This is one Merchant-Ivory movie that I really liked inspite of its slow pace and rough edges. The travails of arranged marriages probably arent like that anymore but the dynamics of these relationships is still quite similar and the movie is interesting because of that. I just wish M-I hadnt brought in their brand of mysticism-of-the-east motif that seems to run through all their movies. In an account of a young couple's adjustment to married life, there was no need for the proto-hippies. Most of their Indian films were peppered with gurus, swamis, people looking for spiritual salvation, etc., and it seems like the eastern mystic and spirituality were de rigueur to make them seem more Indian (or exotic).
As for the exoticization, I think in this particular film they're making fun of it, because all those characters are idiots - underscored by the bombastic and totally typical western classical music playing in the background of their house. But apart from Shakespeare-Wallah, I haven't seen any of their other set-in-India or related-to-India films to comment. What do you think is the purpose of this trend in their films? It seems kind of odd that they'd do that, given that one is Indian and the other seems to be fairly knowledgeable about India, has worked there, etc.?
In general, I think it's entirely possible that MerchIv (hee) are Orientalist more to our eyes than they seemed at the time, but who knows. That might be too lenient an approach.
And then what do we make of (in this case) Indian actors and other crew who participate in an exoticizing project?

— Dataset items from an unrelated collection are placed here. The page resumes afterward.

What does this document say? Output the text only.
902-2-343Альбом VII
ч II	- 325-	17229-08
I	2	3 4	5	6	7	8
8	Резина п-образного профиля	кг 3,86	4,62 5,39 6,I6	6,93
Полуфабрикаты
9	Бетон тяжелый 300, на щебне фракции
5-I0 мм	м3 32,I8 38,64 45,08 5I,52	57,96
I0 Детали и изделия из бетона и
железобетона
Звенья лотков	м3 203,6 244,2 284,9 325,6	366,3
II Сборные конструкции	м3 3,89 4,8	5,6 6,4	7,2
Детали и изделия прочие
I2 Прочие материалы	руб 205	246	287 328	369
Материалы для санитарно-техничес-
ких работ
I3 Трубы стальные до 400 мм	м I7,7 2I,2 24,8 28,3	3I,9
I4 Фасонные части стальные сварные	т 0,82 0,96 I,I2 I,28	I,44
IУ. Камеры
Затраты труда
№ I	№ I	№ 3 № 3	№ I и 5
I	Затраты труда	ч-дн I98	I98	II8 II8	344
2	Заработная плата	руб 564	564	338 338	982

As for their films set in other parts of the world, do you feel they do that to those areas? I think one could probably argue that A Room with a View exoticizes Italy, but then again that's pretty much how the book is and the people who go to Italy looking for Art and Truth and Other Things Like That are, to my mind, clearly being affectionately lampooned.
I've never heard of Bhowani Junction - I'll have to see if I can get my hands on it!
Dear god, the brown paint. I'm currently watching Pyar Kiye Jaa in which Indian actors have white paint on their faces. My favorite example of ridiculous face-painting is Khushi, in which Kareena and Fardeen appear in..."Latino face," I guess we'd have to call it. WILL IT EVER STOP?!?
Spygirl - laughing like a loon on loon tablets!